China and the American Election
On Friday, November 2, the Council on East Asian Studies held a special roundtable discussion on "China and the American Election," with support from a Title VI National Resource Center Grant from the U.S. Department of Education. Originally planned as part of the October 29, 2012 CHINA Town Hall, organized in coordination with the National Committee on U.S.-China Relations, the Yale roundtable was rescheduled due to Hurricane Sandy. CHINA Town Hall is a national day of programming involving 50 cities throughout the United States that features local speakers and a live webcast from Beijing of a conversation with the U.S. Ambassador to the People’s Republic of China. Jessica Chen Weiss (Yale University) moderated the Yale event, which explored the broader context of political sound bites and implications for the future of U.S.-China relations. She was joined by three panelists, Erika Fowler (Wesleyan University); Stephen Roach (Yale University); and Jeremy Wu (Member, Committee of 100, and former Senior Advisor, U.S. Census Bureau).
With China recurring as a hot topic during the election season, the panel focused on examining Chinese investment and trade practices, historical perspectives on currency policies, campaign dynamics and advertising trends, and American attitudes toward China. The participants deconstructed the dynamics of the campaigns of both Democrats and Republicans, while also positing questions on how key issues might be dealt with after the election. Professor Roach commented on the opposing stances the presidential candidates held in regard to China trade and the overall policies that have guided economic negotiations under different administrations. Professor Fowler explained the structure of campaign advertising and explored the powerful motivations behind exploiting China as a key issue of debate when considering American perceptions of current economic challenges in the United States. Dr. Wu drew from his wealth of experience working on building U.S.-China relations and spoke about changes over time, not just within the political or economic spheres, but also social progress in the United States related to the treatment of and sentiments towards Chinese Americans. The roundtable was followed by a Q&A session with the audience.

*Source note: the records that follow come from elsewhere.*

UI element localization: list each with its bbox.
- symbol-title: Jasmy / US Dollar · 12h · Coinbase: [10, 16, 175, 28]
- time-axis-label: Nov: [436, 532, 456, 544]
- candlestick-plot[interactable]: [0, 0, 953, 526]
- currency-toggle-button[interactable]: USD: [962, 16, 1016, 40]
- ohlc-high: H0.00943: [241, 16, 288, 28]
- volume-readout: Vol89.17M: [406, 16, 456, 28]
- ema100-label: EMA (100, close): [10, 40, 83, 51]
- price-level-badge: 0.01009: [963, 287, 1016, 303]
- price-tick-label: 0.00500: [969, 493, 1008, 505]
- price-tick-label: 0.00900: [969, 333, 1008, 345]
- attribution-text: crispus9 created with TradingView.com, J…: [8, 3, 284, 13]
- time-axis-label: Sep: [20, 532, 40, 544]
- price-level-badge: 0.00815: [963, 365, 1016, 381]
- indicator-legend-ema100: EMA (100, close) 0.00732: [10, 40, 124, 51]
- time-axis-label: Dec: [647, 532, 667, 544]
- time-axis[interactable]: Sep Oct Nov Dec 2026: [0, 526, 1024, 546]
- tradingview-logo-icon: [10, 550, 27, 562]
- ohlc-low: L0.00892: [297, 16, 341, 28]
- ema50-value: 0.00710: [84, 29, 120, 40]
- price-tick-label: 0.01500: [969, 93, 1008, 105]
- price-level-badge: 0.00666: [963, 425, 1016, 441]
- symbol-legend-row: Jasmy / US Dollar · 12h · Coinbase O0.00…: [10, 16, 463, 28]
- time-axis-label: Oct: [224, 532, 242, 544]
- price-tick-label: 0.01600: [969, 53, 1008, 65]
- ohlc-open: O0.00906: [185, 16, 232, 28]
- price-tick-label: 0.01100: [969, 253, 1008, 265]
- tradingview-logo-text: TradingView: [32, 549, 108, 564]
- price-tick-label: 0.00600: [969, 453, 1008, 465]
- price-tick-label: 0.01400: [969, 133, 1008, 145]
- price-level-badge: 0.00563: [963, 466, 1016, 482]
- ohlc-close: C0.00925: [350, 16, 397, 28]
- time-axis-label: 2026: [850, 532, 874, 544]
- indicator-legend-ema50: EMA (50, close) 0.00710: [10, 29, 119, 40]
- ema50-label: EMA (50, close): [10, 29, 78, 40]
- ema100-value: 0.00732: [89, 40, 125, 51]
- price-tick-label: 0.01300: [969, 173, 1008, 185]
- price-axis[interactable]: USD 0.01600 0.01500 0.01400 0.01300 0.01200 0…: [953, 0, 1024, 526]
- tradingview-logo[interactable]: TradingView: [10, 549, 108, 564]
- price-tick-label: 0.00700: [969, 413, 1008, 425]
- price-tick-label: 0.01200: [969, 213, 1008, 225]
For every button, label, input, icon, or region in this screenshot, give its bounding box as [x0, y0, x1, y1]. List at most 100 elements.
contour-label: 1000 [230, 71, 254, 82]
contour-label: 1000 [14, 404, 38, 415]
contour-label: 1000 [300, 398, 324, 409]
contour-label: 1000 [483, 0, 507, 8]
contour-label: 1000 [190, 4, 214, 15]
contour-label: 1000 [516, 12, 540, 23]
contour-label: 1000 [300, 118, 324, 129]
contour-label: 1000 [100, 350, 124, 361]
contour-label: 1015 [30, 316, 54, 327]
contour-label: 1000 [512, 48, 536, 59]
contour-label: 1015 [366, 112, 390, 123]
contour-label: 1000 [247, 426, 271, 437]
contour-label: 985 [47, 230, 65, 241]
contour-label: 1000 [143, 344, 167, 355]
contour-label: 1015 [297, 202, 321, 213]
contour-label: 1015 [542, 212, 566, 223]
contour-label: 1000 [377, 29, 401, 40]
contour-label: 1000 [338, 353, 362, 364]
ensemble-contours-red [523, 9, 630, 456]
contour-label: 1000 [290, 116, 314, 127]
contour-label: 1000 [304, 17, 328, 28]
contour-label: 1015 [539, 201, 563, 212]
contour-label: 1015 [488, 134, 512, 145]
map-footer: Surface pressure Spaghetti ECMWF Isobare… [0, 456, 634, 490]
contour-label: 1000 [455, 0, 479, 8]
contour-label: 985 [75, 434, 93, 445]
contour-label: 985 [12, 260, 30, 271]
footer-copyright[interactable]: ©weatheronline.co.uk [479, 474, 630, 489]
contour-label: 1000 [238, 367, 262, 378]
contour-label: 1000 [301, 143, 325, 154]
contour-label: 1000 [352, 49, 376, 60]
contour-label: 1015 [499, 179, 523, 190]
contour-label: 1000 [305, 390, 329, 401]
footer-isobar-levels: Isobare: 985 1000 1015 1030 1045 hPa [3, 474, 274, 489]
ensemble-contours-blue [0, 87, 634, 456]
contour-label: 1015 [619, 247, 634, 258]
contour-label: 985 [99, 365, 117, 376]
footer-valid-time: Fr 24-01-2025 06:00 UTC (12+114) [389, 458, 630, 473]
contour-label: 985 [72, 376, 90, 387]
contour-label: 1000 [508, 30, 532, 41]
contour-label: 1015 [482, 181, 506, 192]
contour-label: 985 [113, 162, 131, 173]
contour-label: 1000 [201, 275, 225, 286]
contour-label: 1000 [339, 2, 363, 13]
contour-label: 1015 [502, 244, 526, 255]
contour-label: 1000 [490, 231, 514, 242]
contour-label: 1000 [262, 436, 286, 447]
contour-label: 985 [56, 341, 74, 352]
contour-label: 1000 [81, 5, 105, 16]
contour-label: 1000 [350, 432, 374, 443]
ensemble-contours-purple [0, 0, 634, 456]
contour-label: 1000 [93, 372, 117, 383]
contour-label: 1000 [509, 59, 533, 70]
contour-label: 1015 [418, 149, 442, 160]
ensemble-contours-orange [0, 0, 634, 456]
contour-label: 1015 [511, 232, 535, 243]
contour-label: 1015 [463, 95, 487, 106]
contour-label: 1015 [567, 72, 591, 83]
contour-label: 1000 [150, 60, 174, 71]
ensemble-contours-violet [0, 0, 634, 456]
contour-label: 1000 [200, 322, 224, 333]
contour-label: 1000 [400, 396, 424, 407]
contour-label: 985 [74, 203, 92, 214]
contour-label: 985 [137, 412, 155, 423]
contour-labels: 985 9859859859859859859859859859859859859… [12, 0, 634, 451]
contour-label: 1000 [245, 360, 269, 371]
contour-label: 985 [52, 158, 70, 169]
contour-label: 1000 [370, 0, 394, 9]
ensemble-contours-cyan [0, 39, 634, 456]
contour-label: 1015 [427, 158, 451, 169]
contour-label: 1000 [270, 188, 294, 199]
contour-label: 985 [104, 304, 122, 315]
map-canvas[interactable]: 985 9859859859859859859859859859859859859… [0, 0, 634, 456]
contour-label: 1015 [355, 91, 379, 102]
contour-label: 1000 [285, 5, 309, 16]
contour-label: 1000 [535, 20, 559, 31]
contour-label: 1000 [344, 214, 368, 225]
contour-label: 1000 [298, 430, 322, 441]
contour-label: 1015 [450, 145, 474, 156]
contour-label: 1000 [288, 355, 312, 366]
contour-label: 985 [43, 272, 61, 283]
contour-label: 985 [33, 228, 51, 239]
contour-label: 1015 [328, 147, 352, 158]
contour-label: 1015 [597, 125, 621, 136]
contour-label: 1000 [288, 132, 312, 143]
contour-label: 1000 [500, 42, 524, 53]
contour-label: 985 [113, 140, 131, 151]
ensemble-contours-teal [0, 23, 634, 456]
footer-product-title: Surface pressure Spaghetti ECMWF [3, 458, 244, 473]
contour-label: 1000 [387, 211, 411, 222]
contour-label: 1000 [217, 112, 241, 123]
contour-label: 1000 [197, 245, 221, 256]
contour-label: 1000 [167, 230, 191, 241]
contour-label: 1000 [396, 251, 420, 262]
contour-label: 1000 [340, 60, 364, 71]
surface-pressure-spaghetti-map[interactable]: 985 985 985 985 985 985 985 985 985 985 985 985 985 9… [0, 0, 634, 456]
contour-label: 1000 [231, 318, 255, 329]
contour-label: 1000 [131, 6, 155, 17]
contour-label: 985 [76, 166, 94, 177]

Many of the audience members had varying amounts of experience with China and several questions were raised about what one can do to help further U.S.-China relations at this important crossroads, considering possible leadership transitions both in China and the United States. All panelists agreed that engagement is crucial so one can strive to be an informed global citizen, whether it is as part of an Asian-affinity organization, as a professional who conducts business between the two countries, or as a student who is learning the language and spending time abroad. In an increasingly interconnected age, this is a question that must be contemplated at all levels of society, especially when political ads and two-second sound bites in the media might be the only form of “engagement” that some Americans have with what they believe to be an accurate representation of China. The audience and panel discussed the critical need to have China taught throughout the U.S. education system and covered in the U.S. media more comprehensively. The event concluded with a rallying cry for all those to consider what they can do on an individual-level to promote continued dialogue and exchange to enhance the future of U.S.-China relations.
The public roundtable was followed by a special, day-long, K-16 outreach program on Saturday, November 3, titled "Uncovering Local Connections in U.S.-China Relations: A Workshop for Educators on Engaging China.” Fourteen educators participated from public and private schools and community colleges across Connecticut and New York. The program provided educators with information and teaching materials to give local context and a layered understanding of U.S.-China relations, from national policy to people-to-people interactions between American and Chinese individuals. Moving beyond the campaign rhetoric and sound bites heard on television, the program featured an overview of current developments in U.S.-China relations; American and Chinese student perspectives on living, working, and studying in the other country; local business experiences with Chinese trade and investment; non-profit organization engagement; and resources to use in the classroom. Teachers also engaged in a micro-talk activity on issues in U.S.-China relations where they prepared short presentations and shared resource ideas for the classroom on topics, including China’s one-child policy, pop music and culture, fast food restaurant ventures, development and tourism, and educational exchange programs. The outreach workshop was sponsored by the Council on East Asian Studies at Yale University with National Resource Center Title VI Grant support from the U.S. Department of Education, in collaboration with the National Committee on U.S.-China Relations Public Intellectuals Program.